Взаимодействие с социалистическим прошлым часто принимало более личный характер, когда художники обращались к теме индивидуальной и коллек­тив­ной ответственности за идеологические эксцессы рухнувшей системы. После крушения социализма в Болгарии Недко Солаков начал работать над произ­ведением «Совершенно секретно» (1989–1990): картотечный ящик, содержимое которого отражало сотрудничество художника со спецслужбами во времена его молодости (до 1983 года). Заметим, что архивы спецслужб того периода так и остаются закрытыми и в публичном доступе нет документов, способных пролить свет на провокационный акт саморазоблачения Солакова. Идея работы «Intervista» («Подыскивая слова», 1998) пришла в голову албанцу Анри Сала после просмотра немой кинопленки, на которой его мать давала интервью на съезде коммунистической молодежной организации: Сала попытался понять, что́ она говорит, с помощью специалиста по чтению с губ. Фильм Сала исследует противоречия между утраченным миром юношеского идеализма при коммунизме и социально-политическим кризисом, охватившим посткоммуни­стическую Албанию.

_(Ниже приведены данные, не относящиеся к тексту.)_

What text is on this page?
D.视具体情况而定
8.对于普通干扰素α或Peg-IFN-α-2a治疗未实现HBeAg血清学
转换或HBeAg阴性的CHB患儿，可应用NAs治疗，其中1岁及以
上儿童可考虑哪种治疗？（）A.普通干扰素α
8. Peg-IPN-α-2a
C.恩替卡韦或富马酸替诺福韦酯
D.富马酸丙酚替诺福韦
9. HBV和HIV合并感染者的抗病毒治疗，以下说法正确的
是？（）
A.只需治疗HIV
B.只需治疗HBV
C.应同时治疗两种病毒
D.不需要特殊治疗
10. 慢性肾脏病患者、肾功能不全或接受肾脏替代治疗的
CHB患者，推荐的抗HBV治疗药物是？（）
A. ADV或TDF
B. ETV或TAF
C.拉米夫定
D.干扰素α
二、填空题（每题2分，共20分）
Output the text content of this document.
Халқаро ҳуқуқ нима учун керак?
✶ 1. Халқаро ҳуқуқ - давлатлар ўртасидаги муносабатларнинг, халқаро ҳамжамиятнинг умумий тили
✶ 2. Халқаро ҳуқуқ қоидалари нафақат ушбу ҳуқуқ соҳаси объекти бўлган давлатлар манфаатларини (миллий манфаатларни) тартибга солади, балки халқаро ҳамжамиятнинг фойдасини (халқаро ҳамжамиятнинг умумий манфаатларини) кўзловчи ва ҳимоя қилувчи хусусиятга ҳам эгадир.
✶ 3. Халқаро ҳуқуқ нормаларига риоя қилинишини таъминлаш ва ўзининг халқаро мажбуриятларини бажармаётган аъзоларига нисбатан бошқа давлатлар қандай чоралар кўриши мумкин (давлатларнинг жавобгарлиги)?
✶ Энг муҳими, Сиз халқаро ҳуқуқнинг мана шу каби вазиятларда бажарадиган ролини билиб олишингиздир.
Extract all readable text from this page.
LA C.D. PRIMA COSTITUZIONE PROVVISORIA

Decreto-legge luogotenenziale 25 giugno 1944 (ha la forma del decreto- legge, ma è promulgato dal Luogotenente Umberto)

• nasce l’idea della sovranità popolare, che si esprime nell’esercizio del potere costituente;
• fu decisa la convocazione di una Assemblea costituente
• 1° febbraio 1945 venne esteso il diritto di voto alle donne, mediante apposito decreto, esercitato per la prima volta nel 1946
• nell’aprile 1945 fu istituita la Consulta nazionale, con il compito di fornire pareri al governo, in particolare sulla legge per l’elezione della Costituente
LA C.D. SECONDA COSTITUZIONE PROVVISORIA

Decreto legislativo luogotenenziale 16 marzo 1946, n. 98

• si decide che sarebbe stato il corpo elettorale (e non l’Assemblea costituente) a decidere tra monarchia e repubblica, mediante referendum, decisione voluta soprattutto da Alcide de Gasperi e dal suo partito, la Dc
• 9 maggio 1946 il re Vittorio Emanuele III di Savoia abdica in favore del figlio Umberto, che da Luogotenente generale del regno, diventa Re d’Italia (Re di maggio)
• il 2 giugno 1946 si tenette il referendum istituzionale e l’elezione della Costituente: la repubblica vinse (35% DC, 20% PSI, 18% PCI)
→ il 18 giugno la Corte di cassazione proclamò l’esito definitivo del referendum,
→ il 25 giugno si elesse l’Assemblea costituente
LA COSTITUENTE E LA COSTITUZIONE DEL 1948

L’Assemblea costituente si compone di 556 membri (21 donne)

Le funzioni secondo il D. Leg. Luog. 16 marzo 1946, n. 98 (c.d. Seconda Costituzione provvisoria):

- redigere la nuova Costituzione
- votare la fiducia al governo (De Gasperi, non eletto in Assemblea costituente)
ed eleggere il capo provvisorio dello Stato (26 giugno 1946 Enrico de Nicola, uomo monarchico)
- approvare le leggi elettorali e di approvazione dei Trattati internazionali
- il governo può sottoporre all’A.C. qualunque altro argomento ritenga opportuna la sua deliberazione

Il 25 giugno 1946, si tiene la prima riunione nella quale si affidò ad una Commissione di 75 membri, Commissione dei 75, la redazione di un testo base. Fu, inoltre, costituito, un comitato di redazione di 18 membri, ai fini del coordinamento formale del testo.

Геополитические перемены начала 1990-х годов заставили художников пере­осмыслить свою позицию по отношению к полюсам холодной войны и крити­чески отнестись к своей сложившейся идентичности как «художников пост­коммунистической Восточной Европы». В Словении Neue Slowenische Kunst превратилось (1992) в «Государство NSK во времени», которое мыслилось как концептуальная территория, позволяющая произвести переоценку общества в терминах, не связанных с национальностью: гражданство получали в основ­ном профессионалы от искусства, NSK в московской частной квартире (1992) явилось поводом для ряда лекций и дискуссий между российскими и словен­скими художниками на тему «Как Восток видит Восток» — все это продол­жалось целый месяц. Итогом стала Московская декларация, призна­вавшая общность опыта и истории художников бывшего Восточного блока и привет­ствовавшая восточноевропейскую идентичность. Соответствующий диалог шел затем в течение десятилетия; Игорь Забел, теоретик из Любляны, на конфе­ренции в Москве (1997) обратил внимание на продолжающееся институцио­нальное доминирование западного искусства, сохраняющего положение «совершенно особого Другого». Восточноевропейское искусство, по его мысли, не должно стать «Другим Другого», для чего следует преодолеть бинарные различия и достичь глобализации путем создания «иной, альтернативной международной культурной сети».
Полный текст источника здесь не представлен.